Originally Mohale wanted to become a doctor, but while studying towards it his eyes opened up to other career possibilities, like becoming a manager in the corporate environment. He joined the Pharmaceutical industry as a representative and worked his way to the top of this field, then jumped to Otis Lifts as the MD for five years. This happened during a time of our countries history when it was the absolute exception for a black man to be in a senior position. There after he was also the CEO of Drake & Scull for six years where the company started with three employees and grew to about 1500 by the time he left. From there he moved to Shell.

It seems what drove him to success is also the underlying reason for his energy:

  • Fear of poverty – “not landing up in an environment or state where one cannot be the best one can be,” says Mohale
  • Rubbing shoulders with individuals like Wiseman Nkuhlu, Wendy Luhabe, Lot Ndlovu, and others that imbued in him a will, dedication to succeed
  • A desire to be a great role model to himself and others

Somewhere on his career path he also consciously committed to the following:

  • To always produce embarrassingly good results
  • To always remain connected and married to his wife Susan
  • He would always remember that what he accomplished was partly as a result of the efforts, directly or indirectly, of others in his life. He explains: “Coming from a township I knew others were rooting and even praying for me. I realize that others have gone before me to prepare the way”
  • To be connected spiritually, that he was here for a purpose

Mohale’s guiding principles and values are powerful, firstly because they assist him in avoiding the arrogance trap, which more often than not is the downfall of leaders; and secondly they direct him towards getting involved in society, which is a good thing for SA. He transcends barriers like negativity, unsubstantiated criticism and race that so often permeates our country. Mohale is the ideal leader to take the BMF and South Africa to the next level, driven by purpose and a bigger picture, not by ego.

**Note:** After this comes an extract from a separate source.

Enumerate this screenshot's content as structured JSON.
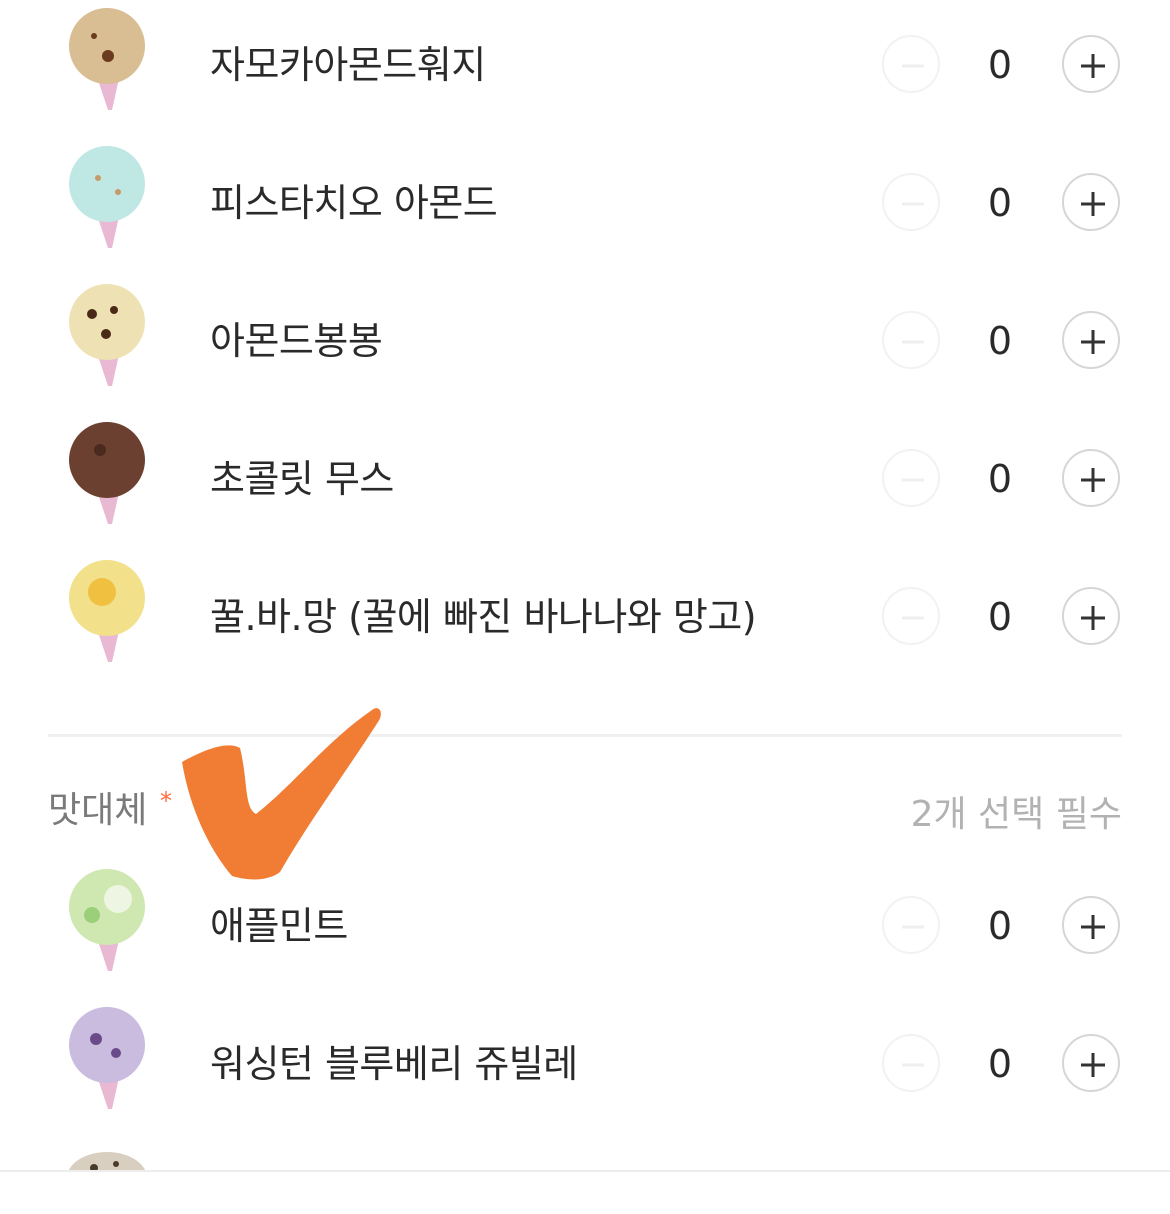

Why you struggle to create “embarrassingly good results”:

Why are you struggling to create successful movement, or deliver “embarrassingly good results”, as Bonang Mohale would say, whether at local government level or in the corporate environment? The answer is linked to one, two or all three of these principles:

Principle 1

You, your leaders are not succeeding at consistently generating motivation – of self and others: You struggle to keep your team and employees motivated. Frankly, you may struggle to keep yourself motivated. But let’s assume you are motivated and successful at motivating your direct reports, more importantly you need to get them to confidently motivate their people, and they theirs, all the way down organisational structures.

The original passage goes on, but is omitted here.